I'm trying to run a NetLogo simulation (using RNetLogo package) in R using parallel processing on my laptop. I'm trying to assess "t-feeding of females" using 3 (i.e., 0, 25, and 50) different "minimum-separation" values. For each "minimum-separation" value, I'd like to replicate the simulation 10 times. I can run everything correctly just using lapply but I'm having trouble with parLapply. I've just started using the package "parallel" so I'm sure it is something in the syntax.
#Set up clusters for parallel
processors <- detectCores()
cl <- makeCluster(processors)
#Simulation
sim3 <- function(min_sep) {
NLCommand("set minimum-separation ", min_sep, "setup")
ret <- NLDoReport(720, "go", "[t-feeding] of females", as.data.frame=TRUE)
tot <- sum(ret[,1])
return(tot)
}
#Replicate simulations 10 times using lapply and create boxplots. This one works.
rep.sim3 <- function(min_sep, rep) {
return(
lapply(min_sep, function(min_sep) {
replicate(rep, sim3(min_sep))
})
)
}
d <- seq(0,50,25)
res <- rep.sim3(d,10)
boxplot(res,names=d, xlab="Minimum Separation", ylab="Time spent feeding")
#Replicate simulations 10 times using parLapply. This one does not work.
rep.sim3 <- function(min_sep, rep) {
return(
parLapply(cl, min_sep, function(min_sep) {
replicate(rep, sim3(min_sep))
})
)
}
d <- seq(0,50,25)
res <- rep.sim3(d,10)
# Error in checkForRemoteErrors(val) : 3 nodes produced errors; first error: could not find function "sim3"
#Replicate simulations 10 times using parLapply. This one does work but creates a list of the wrong length and therefore the boxplot cannot be plotted correctly.

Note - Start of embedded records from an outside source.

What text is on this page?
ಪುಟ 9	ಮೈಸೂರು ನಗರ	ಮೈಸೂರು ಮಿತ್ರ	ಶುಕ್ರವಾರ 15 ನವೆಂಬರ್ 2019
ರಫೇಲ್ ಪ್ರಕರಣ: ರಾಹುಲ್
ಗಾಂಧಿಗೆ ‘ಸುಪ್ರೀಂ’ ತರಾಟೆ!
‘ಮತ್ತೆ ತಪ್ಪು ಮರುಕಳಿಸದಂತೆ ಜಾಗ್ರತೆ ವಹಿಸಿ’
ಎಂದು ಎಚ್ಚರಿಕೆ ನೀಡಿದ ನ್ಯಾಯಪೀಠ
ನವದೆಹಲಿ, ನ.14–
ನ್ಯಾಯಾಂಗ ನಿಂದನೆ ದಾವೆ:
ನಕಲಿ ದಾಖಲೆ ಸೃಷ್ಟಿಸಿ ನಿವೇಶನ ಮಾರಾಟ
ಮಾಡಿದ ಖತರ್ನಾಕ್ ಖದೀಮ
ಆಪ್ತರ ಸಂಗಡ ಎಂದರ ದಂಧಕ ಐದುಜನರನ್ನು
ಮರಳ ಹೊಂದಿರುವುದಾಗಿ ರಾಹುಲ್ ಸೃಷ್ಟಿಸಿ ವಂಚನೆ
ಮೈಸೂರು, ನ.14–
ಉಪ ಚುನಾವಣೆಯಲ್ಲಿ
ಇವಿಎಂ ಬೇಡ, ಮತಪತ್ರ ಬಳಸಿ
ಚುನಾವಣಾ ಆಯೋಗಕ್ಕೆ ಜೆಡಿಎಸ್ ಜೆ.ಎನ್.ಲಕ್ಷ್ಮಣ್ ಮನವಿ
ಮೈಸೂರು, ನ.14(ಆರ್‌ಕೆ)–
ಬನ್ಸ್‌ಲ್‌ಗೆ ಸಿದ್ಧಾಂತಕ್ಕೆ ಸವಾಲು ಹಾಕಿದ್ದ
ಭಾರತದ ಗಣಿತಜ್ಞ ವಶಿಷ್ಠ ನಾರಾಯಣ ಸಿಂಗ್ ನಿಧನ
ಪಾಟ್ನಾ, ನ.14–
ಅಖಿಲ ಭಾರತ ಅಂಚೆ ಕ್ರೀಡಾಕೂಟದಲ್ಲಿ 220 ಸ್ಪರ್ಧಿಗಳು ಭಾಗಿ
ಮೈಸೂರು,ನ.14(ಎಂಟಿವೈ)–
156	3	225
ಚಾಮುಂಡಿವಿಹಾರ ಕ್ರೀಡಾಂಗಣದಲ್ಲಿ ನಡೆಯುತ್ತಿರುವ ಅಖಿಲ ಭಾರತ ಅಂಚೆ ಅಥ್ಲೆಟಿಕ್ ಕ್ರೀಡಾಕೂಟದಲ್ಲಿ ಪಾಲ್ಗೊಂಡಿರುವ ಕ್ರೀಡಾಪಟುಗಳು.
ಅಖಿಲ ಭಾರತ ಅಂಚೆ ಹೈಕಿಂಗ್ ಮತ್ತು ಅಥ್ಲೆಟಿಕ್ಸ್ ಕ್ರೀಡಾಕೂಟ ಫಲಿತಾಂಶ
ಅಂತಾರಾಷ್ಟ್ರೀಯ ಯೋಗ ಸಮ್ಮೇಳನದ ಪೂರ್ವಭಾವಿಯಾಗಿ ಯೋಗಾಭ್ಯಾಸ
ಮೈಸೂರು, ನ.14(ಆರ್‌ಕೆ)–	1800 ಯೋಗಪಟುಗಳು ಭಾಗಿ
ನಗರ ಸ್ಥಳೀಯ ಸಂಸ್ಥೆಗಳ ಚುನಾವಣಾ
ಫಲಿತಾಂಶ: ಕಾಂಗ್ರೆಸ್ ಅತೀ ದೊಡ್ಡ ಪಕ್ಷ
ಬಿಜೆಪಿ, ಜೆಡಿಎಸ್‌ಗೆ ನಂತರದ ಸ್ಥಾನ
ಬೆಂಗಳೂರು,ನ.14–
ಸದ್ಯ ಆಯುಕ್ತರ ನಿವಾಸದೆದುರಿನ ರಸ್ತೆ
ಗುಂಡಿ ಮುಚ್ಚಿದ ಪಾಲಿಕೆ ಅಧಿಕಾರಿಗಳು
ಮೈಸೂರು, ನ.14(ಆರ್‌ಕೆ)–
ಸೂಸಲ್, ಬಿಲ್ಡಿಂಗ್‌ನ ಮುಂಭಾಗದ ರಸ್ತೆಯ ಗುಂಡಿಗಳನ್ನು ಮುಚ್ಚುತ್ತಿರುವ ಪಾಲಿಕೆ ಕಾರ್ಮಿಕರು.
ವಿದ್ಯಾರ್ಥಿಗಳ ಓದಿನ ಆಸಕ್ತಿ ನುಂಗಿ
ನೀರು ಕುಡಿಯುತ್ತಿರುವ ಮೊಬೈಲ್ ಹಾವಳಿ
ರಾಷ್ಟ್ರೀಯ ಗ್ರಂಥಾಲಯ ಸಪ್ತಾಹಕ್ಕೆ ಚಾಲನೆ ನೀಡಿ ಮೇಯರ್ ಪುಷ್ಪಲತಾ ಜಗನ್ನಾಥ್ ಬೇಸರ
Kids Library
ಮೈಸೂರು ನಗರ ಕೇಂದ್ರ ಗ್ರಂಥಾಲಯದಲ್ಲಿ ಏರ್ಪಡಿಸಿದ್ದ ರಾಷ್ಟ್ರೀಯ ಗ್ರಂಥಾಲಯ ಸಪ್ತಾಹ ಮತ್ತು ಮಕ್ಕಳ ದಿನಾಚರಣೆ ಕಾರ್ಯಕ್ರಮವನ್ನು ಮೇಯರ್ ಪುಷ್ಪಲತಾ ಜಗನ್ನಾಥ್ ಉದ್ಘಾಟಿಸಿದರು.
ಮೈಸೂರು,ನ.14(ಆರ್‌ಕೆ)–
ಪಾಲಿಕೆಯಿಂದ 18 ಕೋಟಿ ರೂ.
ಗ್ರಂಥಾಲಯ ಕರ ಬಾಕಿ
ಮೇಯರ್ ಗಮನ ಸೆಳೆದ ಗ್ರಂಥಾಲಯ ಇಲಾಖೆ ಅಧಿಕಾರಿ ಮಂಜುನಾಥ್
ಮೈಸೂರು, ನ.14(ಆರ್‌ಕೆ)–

rep.sim3 <- function(min_sep, rep) {
return(
parLapply(cl, replicate(rep, d), sim3))
}
d <- seq(0,50,25)
res <- rep.sim3(d,10)
Ideally I'd like to make the first parLapply work. Alternatively, I guess I could modify res from the parLapply that works so that the list has a length of max_sep instead of 30. However, I can't seem to do that. Any help would be much appreciated!
Thanks in advance.
You need to initialize the cluster workers before executing rep.sim3. The error message indicates that your workers can't execute the sim3 function because you haven't exported it to them. Also, I noticed that you haven't loaded the RNetlogo package on the workers, either.
The easiest way to initialize the workers is with the clusterEvalQ and clusterExport functions:
clusterEvalQ(cl, library(RNetLogo))
clusterExport(cl, 'sim3')
Note that you shouldn't do this in your rep.sim3 function, since that would be inefficient and unnecessary. Do it just once after creating the cluster object and sim3 has been defined.
This initialization is necessary because the workers started via makeCluster don't know anything about your variables or functions, or anything else about your R session. And parLapply doesn't analyze the function that you pass to it any more than lapply does. The difference is that lapply executes in your local R session where sim3 is defined and the RNetLogo package is loaded. parLapply executes the specified function in remote R sessions that have not been initialized by executing your R script.